Probabilmente queste luci proiettano diverse ombre sul futuro. In primis sulla stabilità degli impianti Eni in Nigeria: ricordiamo che in quella nazione è stato ucciso l’altro ieri un impiegato amministrativo di una compagnia petrolifera americana e che la Shell è praticamente in fuga da un territorio sempre meno gestibile nonostante il suo valore in petrodollari. Siamo sicuri che non debba gettare la spugna anche Eni?

I dati del bilancio sono stati buoni: gli utili hanno raggiunto i 2,97 miliardi di euro; anche la produzione di idrocarburi e le vendite di gas naturale hanno segnato un incremento del 7%.

“Eni ha ulteriormente migliorato i propri risultati operativi e finanziari - ha commentato l’amministratore delegato del gruppo Paolo Scaroni - cogliendo al meglio l’opportunità offerta dalle elevate quotazioni del greggio. Sono state poste le premesse per un nuovo anno di crescita e di eccellenti risultati finanziari”.

I risultati di Eni sono stati ottenuti in un contesto di rialzo del Brent del 30% e di apprezzamento del dollaro dell’8,3% rispetto all’euro. L’utile operativo a valori correnti è di 5.501 milioni di euro (esclude l’utile di magazzino di 94 milioni) ed è cresciuto del 29,3% rispetto al primo trimestre 2005. In generale i ricavi della gestione caratteristica hanno raggiunto i 23,58 miliardi circa (+35,2% rispetto al 31 marzo 2005. Si è ridotto l’indebitamento finanziario netto del gruppo ed ora ammonta a 6,291 miliardi. Insomma sembrerebbe, a un rapido sguardo, che tutto vada bene.

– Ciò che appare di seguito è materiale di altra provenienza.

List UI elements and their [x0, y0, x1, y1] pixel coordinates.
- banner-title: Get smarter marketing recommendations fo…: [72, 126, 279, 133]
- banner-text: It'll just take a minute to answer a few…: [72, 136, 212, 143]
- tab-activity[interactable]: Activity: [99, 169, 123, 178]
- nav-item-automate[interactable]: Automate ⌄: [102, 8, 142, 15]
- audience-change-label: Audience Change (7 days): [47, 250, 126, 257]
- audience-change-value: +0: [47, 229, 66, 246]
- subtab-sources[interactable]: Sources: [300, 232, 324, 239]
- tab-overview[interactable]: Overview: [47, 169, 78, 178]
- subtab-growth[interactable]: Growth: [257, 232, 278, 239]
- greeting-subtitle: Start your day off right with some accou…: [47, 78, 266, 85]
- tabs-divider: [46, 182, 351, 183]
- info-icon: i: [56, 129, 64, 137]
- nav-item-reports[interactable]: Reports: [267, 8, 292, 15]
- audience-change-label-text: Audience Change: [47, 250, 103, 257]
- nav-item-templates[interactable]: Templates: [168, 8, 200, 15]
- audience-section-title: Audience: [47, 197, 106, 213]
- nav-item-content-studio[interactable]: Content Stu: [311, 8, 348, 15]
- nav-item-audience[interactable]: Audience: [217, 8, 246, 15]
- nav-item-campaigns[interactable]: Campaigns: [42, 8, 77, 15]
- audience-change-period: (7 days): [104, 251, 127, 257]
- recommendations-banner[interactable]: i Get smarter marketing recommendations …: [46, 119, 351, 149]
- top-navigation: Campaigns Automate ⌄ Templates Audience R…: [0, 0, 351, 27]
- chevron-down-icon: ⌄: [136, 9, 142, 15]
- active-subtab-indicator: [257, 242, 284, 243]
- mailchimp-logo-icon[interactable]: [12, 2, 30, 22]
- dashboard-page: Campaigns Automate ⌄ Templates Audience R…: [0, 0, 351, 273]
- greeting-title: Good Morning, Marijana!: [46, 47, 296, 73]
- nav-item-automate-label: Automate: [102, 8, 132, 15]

Quello che realmente preoccupa di questo titolo è invece il grafico. Dopo i top storici di 25.19 euro segnati ad aprile, Eni ha avviato una fase di consolidamento che ha disegnato il suo punto più basso a 22.9 circa. Con il deciso superamento dei citati massimi, le quotazioni raggiungerebbero i target in area 27 euro. Al cedimento di 23.75/23.8, invece, il grafico potrebbe dirigersi verso la base del doppio minimo di marzo a 22.9. Il supporto di 23.75/23.8 è già stato violato oggi, ma bisogna aspettare la conferma dalla chiusura di stasera. Quindi c’è da aspettarsi probabilmente una fase di ribasso di cui potrebbe essere complice l’attuale calo del Brent.